Het Spreukengedeelte dat we vandaag lezen laat zich ook lezen als een verzameling wijze lessen voor opgroeiende jeugd. Ouderen weten het wel, vaak door schade en schande wijs geworden, goud, zilver en diamanten worden je gemakkelijk beloofd, maar wijze woorden zijn met een lantaarntje te zoeken. Borg staan voor een ander moet je ook niet al te gemakkelijk doen. De overvloed en het gemak waarmee onze banken in de afgelopen decennia leningen hebben verstrekt aan ieder die maar wilde lenen heeft uiteindelijk bijna onze hele economie te gronde gericht. In het klein waarschuwt de Spreukendichter er al tegen in zijn waarschuwing tegen de borg voor een lichtzinnig mens. We moeten ook in onze eigen omgeving die waarschuwingen soms laten horen en zorgen dat mensen beschermd worden tegen verleidelijk maar onverantwoord gedrag. En met stelen los je al helemaal niks op.

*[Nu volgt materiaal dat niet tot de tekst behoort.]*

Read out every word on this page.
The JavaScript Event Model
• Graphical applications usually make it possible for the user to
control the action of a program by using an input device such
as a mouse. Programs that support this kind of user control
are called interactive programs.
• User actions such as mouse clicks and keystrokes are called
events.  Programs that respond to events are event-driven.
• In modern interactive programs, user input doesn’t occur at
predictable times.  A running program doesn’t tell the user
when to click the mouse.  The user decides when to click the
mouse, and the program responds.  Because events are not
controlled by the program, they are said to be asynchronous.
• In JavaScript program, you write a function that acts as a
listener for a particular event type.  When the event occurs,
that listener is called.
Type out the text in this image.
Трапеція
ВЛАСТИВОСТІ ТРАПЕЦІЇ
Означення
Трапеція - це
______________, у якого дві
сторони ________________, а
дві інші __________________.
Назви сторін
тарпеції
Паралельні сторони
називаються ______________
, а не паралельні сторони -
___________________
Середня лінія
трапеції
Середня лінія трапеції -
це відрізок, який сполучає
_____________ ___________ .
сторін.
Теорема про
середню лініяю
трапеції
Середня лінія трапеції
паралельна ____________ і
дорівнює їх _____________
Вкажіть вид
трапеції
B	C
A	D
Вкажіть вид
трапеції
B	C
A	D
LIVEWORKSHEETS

Je moet volgens de Bijbel altijd blijven beseffen wie je voorouders zijn. Ook de vader en moeder die in het Spreukenboek worden genoemd zijn de slaven die uit Egypte werden bevrijdt. Als je die vervloekt dan vervloek je alle armen en zwakken in je samenleving, dan vervloek je iedereen die in een probleem is gekomen. Dan ben je dus op geen enkele manier in staat om mensen in nood te helpen, om een hand uit te steken naar je naaste. Je merkt een dergelijke houding allereerst bij mensen die het zelf wat beter hebben, die willen bijvoorbeeld ontwikkelingssamenwerking afschaffen. Beter is plannen te maken hoe je kunt voorkomen zelf arm te worden en toch genoeg over te houden om een ander te helpen. Over die plannen hoef je niet op te scheppen of ze rond te bazuinen, mensen die dat te gemakkelijk rondvertellen kun je maar beter mijden. Gelukkig mogen wel elke dag opnieuw beginnen, ook vandaag weer.